PLEASE HELP with my Nissan Sentra GXE!


#1

While driving my 2000 Nissan sentra GXE with 88,ooo miles on it for at least 20 minutes (happens for some reason only on the highway) the car looses the ability to accelerate. I have to put the car in neutral and restart the car. This is scary and dangerous some how I managed not to get into an accident. I took the car to a local Nissan dealership. They claimed that they took the car out twice around 30 minutes each, and the car did not act up on them. When the dealership hooked the car up to the diagnostics they found a code for the engine over heat. The car never showed any signs of overheating. The dealership told me that the only thing that can think of was to change the thermostat as a precaution.

I drove the car after this repair and long and behold the car lost the ability to accelerate after 20 minutes of driving it on the highway and kept on happening about every 5 minutes.

Please help me with this problem!


#2

when it happens does the check engine light turn on?


#3

Maybe you have a failing fuel pump. When was the last time the fuel filter was changed, if ever?


#4

Thank you for getting back to me so quickly. The check engine light does not go on. I don’t believe we ever had the fuel pump changed. Any other ideas? Where I 'm now with the car is I already spend lots of $ for costly repairs this year. The alternator went (spent $436) then the spark plugs $306, then the fuel sensor $195 and the list goes on!May 2008 the check engine light did go on the vacuum cut value needed to be replaced and now the dangerous problem. The dealership said that they do not know what’s wrong and they’ll have to start replacing part and test driving it to see if that part fixed the problem. Which is going to costly. Do you think I should sell it?


#5

The fuel filter seems to be inside the gas tank-----not changeable as a routine maintenance item.
Take the car to an independent shop. You’ll likely get better service. They can check the fuel pump performance UNDER LOAD. They (should) know how to do that. They should know other checks to perform, as well.

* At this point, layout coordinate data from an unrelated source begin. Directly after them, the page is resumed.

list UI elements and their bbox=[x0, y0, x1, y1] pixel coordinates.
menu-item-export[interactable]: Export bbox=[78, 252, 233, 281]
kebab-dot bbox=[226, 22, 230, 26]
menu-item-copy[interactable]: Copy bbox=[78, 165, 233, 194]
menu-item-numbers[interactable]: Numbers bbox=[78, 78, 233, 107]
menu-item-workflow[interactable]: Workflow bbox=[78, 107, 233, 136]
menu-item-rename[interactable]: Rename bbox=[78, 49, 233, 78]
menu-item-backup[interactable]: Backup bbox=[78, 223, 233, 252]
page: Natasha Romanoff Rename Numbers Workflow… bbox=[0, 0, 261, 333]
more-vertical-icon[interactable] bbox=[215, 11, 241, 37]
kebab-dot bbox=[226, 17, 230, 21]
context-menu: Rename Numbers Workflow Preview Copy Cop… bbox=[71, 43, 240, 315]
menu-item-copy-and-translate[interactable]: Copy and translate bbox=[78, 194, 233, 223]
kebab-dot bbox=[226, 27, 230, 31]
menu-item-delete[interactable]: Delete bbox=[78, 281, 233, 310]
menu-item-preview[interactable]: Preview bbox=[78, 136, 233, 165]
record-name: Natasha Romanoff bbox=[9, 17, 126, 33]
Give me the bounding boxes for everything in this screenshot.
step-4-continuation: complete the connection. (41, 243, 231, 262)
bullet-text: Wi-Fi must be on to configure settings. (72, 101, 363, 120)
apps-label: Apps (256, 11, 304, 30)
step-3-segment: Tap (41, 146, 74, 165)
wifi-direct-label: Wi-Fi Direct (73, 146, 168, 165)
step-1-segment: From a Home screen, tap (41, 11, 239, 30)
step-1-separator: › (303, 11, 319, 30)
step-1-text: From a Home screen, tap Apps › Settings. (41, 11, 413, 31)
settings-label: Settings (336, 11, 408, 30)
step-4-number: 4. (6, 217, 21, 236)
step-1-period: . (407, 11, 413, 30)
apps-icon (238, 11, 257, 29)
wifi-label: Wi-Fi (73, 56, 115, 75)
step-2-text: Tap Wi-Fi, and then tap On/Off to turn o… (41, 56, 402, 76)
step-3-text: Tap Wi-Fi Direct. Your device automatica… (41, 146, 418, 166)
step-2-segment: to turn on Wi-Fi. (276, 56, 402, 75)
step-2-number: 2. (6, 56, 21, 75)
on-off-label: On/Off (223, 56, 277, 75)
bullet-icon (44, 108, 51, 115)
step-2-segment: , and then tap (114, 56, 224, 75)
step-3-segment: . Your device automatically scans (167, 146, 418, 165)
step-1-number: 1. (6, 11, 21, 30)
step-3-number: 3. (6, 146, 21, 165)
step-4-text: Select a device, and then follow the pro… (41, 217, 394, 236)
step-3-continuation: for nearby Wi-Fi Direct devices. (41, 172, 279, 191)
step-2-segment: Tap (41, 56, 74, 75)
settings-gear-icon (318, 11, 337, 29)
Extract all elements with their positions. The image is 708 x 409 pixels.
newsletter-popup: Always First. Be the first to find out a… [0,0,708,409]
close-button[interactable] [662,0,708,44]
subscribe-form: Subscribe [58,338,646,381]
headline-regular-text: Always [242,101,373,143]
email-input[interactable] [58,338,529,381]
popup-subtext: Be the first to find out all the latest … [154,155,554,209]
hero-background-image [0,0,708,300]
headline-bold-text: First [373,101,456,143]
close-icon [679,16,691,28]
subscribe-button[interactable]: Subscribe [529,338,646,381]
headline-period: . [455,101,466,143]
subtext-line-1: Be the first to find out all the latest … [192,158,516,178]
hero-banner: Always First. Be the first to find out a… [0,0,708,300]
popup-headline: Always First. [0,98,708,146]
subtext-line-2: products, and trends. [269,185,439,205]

The dealer hasn’t been troubleshooting your car’s problems. He’s been throwing parts at it hoping that one will fix it. Run!


#6

I think the dealer did the right thing by changing the thermostat. With a code for overheating the T-stat is the most obvious culprit and this is just my personal opinion here, but I consider a T-stat a regular maintenance item. I think they should be changed every few years. It’s cheap insurance for a car engine is the way I look at it.

As to not showing any signs of overheating, that could be because sometimes the coolant level is low enough the temperature sender tip may not be totally immersed in hot coolant and this may cause the temp gauge to show normal.

You could take the car to a local AutoZone and have them scan it for any codes. They will do this for you free and it only takes a few minutes. Post any results back here for further discussion.

There’s a number of things it could be but based on the symptoms it still sounds like a failing fuel pump to me and a pump often fails because the filter is partially clogged. Over time a partially clogged filter will kill a fuel pump and it only takes one partial tank of contaminated fuel to clog a filter. At a dealer I worked for one time s salesman’s demo car had to be towed in due to a badly clogged filter and this car had less than 300 miles on it.

One could put an inductive ammeter on the pump wiring and determine how much electrical current the pump is using. An abnormally high current draw could mean the pump is failing or having to work harder due to a clogged filter.


#7

then the spark plugs $306

Run, don’t walk, away from these guys.


#8

A bad battery can kill an alternator. If your battery is 5 years old, consider replacing it. Some of the larger auto parts stores will test the battery and alternator, on the car, curbside. Just ask.